EKS VPC CNI cannot be disabled because AWS now installs via Helm

[AndiDog]

/kind bug

What steps did you take and what happened:

Creating an EKS cluster with a custom CNI (such as Cilium) is currently problematic because CAPA does not correctly remove the automatically preinstalled VPC CNI. That can be seen by aws-node pods running on the cluster.

CAPA has code to delete the AWS VPC CNI resources if AWSManagedControlPlane.spec.vpcCni.disable=true, but only deletes if they're not managed by Helm. I presume that is on purpose so that users of CAPA could deploy the VPC CNI with Helm in their own way.
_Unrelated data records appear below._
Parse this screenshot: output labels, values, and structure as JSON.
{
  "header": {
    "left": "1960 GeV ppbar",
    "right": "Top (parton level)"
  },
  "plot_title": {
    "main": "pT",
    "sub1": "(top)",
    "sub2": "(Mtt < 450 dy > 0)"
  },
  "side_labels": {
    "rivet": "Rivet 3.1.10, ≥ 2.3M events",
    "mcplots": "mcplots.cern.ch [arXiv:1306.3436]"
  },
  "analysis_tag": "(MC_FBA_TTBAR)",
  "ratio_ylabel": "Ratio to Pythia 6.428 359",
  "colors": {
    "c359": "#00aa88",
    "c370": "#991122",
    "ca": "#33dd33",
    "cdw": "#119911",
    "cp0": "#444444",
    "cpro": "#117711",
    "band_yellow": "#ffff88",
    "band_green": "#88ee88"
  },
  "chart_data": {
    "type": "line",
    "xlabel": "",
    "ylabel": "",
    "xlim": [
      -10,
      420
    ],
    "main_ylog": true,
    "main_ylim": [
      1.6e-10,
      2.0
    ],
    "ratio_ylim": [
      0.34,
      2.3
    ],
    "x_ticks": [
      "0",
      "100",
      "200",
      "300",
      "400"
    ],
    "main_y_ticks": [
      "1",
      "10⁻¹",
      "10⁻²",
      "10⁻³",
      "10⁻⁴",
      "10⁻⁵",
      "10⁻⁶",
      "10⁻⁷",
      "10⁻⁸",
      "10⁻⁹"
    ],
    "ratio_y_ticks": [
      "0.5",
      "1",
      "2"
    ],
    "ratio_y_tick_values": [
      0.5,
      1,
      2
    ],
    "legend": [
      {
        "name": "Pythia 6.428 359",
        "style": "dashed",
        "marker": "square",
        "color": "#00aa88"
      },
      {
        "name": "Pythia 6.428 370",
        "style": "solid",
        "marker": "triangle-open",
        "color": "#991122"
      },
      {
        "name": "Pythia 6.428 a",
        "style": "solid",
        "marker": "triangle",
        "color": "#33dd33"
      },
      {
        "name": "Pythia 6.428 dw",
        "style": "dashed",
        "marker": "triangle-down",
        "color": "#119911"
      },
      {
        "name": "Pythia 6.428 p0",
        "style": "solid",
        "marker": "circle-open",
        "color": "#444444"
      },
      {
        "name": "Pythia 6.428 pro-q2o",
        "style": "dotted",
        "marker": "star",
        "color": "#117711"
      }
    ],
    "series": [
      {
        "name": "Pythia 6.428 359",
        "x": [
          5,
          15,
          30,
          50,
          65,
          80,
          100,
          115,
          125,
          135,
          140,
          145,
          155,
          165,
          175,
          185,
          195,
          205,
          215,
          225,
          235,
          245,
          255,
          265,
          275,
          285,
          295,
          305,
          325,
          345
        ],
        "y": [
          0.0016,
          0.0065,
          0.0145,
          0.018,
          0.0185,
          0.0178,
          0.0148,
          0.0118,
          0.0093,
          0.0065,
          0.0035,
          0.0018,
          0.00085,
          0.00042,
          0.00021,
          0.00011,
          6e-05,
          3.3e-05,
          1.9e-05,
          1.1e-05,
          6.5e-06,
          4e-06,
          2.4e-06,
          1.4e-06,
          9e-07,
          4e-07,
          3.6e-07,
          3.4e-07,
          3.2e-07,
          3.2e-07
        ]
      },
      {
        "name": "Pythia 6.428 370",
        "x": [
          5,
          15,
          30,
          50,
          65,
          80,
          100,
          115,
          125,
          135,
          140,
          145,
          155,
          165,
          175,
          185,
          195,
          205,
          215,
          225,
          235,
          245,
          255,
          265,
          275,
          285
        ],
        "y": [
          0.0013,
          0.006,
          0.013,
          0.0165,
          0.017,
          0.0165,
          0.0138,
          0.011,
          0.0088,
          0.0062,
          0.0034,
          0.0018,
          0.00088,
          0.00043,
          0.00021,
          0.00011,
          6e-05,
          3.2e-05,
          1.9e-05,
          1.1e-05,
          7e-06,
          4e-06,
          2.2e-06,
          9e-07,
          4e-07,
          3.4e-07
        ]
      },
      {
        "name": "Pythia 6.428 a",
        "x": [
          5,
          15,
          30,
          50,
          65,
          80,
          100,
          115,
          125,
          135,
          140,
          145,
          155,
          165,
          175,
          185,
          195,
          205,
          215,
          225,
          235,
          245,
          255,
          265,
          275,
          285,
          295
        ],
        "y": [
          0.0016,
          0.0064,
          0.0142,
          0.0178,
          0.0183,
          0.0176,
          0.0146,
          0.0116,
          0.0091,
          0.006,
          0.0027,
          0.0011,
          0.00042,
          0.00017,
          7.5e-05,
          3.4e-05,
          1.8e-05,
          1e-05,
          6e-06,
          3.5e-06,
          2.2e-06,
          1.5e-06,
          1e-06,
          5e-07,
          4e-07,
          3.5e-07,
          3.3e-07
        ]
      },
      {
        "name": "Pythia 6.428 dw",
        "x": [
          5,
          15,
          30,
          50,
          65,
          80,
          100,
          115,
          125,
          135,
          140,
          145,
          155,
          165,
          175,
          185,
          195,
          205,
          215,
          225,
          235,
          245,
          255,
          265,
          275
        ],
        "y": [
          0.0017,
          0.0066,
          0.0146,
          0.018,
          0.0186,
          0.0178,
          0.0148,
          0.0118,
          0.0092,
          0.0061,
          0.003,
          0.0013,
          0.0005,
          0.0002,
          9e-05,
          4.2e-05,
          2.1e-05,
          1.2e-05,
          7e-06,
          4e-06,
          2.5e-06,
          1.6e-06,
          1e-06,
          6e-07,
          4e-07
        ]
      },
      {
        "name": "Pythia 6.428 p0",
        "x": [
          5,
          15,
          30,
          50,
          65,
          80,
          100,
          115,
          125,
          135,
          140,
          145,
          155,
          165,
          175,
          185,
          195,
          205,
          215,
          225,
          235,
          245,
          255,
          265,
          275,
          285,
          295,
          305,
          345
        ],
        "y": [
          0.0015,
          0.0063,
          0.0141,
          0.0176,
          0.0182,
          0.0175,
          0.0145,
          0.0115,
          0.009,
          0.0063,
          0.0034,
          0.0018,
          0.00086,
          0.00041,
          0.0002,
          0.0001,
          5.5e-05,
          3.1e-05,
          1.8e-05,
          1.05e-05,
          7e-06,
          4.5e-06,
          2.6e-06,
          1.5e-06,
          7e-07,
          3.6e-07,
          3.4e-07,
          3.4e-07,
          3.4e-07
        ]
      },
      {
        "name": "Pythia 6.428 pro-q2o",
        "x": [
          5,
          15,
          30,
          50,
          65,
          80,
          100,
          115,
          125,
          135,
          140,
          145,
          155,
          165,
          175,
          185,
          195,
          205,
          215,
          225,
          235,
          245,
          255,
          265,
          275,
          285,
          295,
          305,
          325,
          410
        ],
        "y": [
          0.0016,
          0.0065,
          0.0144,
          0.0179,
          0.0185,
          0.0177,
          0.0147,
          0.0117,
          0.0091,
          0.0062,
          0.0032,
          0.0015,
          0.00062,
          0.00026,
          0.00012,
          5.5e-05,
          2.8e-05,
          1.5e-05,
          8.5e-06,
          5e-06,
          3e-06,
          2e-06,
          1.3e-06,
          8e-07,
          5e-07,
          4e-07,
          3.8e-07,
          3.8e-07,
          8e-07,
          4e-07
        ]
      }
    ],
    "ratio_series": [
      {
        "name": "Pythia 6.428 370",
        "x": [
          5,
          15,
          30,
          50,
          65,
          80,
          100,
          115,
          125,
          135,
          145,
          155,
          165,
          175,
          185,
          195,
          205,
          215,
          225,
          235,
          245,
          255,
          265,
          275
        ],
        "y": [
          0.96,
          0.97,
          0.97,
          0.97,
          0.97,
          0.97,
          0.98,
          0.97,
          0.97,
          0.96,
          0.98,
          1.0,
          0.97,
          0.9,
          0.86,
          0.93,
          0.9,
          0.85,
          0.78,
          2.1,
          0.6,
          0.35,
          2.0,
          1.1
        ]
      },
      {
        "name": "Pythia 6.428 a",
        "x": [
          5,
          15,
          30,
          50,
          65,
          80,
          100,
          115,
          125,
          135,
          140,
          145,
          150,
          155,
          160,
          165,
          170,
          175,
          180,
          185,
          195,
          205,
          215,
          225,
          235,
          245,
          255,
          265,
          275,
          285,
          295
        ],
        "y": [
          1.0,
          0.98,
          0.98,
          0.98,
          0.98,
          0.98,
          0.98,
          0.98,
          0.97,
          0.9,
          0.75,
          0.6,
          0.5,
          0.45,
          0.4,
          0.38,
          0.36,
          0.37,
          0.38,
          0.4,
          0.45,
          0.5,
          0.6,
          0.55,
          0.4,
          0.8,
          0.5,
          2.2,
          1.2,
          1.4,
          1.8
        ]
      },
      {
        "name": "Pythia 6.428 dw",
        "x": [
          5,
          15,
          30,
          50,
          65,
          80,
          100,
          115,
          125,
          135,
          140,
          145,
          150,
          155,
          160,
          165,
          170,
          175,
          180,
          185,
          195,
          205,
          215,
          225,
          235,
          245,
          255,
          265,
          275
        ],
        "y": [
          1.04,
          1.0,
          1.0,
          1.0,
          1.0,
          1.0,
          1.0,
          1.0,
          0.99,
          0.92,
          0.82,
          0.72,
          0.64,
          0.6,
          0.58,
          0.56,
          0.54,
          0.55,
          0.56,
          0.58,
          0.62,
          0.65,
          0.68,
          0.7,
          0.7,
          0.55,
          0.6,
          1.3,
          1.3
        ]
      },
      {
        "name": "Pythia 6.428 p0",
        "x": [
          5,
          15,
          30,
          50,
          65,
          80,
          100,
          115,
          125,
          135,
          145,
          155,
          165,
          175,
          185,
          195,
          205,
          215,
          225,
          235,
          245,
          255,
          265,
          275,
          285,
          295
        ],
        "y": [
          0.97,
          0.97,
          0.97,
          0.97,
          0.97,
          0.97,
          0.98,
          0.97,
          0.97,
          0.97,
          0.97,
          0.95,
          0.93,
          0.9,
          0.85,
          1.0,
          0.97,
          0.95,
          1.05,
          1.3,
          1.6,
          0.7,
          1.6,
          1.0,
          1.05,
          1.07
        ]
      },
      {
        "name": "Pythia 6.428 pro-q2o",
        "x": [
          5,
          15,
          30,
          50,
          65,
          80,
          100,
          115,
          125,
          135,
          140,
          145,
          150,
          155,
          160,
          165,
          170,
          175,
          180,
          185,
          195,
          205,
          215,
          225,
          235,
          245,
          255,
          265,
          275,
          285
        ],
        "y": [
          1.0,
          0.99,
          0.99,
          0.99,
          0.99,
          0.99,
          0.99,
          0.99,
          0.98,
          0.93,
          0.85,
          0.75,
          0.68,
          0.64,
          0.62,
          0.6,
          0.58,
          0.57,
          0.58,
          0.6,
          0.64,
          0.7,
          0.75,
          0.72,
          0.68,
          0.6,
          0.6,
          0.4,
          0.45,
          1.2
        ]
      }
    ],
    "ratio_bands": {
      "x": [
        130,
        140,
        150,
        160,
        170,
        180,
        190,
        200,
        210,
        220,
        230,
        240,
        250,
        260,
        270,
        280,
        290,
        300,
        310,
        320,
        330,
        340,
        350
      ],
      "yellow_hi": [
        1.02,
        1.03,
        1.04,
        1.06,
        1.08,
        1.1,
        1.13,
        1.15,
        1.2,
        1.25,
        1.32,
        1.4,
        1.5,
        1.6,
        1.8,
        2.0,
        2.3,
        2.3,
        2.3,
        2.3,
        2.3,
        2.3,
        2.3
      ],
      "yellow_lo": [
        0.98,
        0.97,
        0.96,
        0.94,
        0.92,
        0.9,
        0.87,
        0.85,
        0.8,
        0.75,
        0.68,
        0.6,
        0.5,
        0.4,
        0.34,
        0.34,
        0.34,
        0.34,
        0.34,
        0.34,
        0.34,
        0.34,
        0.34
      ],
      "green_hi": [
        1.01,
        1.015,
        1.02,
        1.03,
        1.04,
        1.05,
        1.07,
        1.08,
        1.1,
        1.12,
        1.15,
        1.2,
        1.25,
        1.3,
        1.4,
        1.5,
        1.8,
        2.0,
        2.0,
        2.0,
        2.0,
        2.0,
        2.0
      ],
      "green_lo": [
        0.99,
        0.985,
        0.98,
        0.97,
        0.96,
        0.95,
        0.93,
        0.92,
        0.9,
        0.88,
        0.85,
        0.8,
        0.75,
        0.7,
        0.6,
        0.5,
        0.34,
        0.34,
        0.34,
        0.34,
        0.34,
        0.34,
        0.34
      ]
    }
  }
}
cluster-api-provider-aws/pkg/cloud/services/awsnode/cni.go

Lines 269 to 293 in 3618d1c

	func (s *Service) deleteResource(ctx context.Context, remoteClient client.Client, key client.ObjectKey, obj client.Object) error {
	if err := remoteClient.Get(ctx, key, obj); err != nil {
	if !apierrors.IsNotFound(err) {
	return fmt.Errorf("deleting resource %s: %w", key, err)
	}
	s.scope.Debug(fmt.Sprintf("resource %s was not found, no action", key))
	} else {
	// resource found, delete if no label or not managed by helm
	if val, ok := obj.GetLabels()[konfig.ManagedbyLabelKey]; !ok || val != "Helm" {
	if err := remoteClient.Delete(ctx, obj, &client.DeleteOptions{}); err != nil {
	if !apierrors.IsNotFound(err) {
	return fmt.Errorf("deleting %s: %w", key, err)
	}
	s.scope.Debug(fmt.Sprintf(
	"resource %s was not found, not deleted", key))
	} else {
	s.scope.Debug(fmt.Sprintf("resource %s was deleted", key))
	}
	} else {
	s.scope.Debug(fmt.Sprintf("resource %s is managed by helm, not deleted", key))
	}
	}
	return nil
	}

Unfortunately, it seems that AWS introduced a breaking change by switching their own automagic deployment method to Helm, including the relevant labels. This is what a newly-created EKS cluster looks like (VPC CNI not disabled, cluster created by CAPA ~v2.3.0):

$ kubectl get ds -n kube-system aws-node -o yaml
apiVersion: apps/v1
kind: DaemonSet
metadata:
  annotations:
    deprecated.daemonset.template.generation: "1"
  creationTimestamp: "2024-01-18T15:40:42Z"
  generation: 1
  labels:
    app.kubernetes.io/instance: aws-vpc-cni
    app.kubernetes.io/managed-by: Helm
    app.kubernetes.io/name: aws-node
    app.kubernetes.io/version: v1.15.1
    helm.sh/chart: aws-vpc-cni-1.15.1
    k8s-app: aws-node
  name: aws-node
  namespace: kube-system
  # [...]
spec:
  revisionHistoryLimit: 10
  selector:
    matchLabels:
      k8s-app: aws-node
  template:
    metadata:
      creationTimestamp: null
      labels:
        app.kubernetes.io/instance: aws-vpc-cni
        app.kubernetes.io/name: aws-node
        k8s-app: aws-node

The deletion code must be fixed. Sadly, AWS does not provide extra labels to denote that the deployment is AWS-managed. And this breaking change even applies to older Kubernetes versions like 1.24.

Related: E2E test wanted to cover this feature (issue)

Environment:

• Cluster-api-provider-aws version: ~v2.3.0 (fork with some backports)
• Kubernetes version: (use kubectl version): 1.24

[dlipovetsky]

/triage accepted
/priority important-soon

[richardcase]

/milestone v2.4.0

[AndiDog]

@richardcase @luthermonson I think you worked/improved on this feature initially. Do you still have this use case and can confirm the finding? Or do you have ideas how to solve this reasonably?

I'm thinking of making this controllable by the user instead of relying on how AWS pre-installs the VPC CNI. If a user can specify "delete the resources unless they're labeled with installed-by-me: yes", we fix this issue and add flexibility.

[AndiDog]

AWS confirmed installation with helm | kubectl apply (see aws/amazon-vpc-cni-k8s#2763 (comment)). As mentioned in my above comment, there's a solution idea how we avoid making assumptions.

[AndiDog]

EKS may in the future get an option to create a bare cluster, i.e. without VPC CNI (aws/containers-roadmap#923). But for now, we should integrate a fix.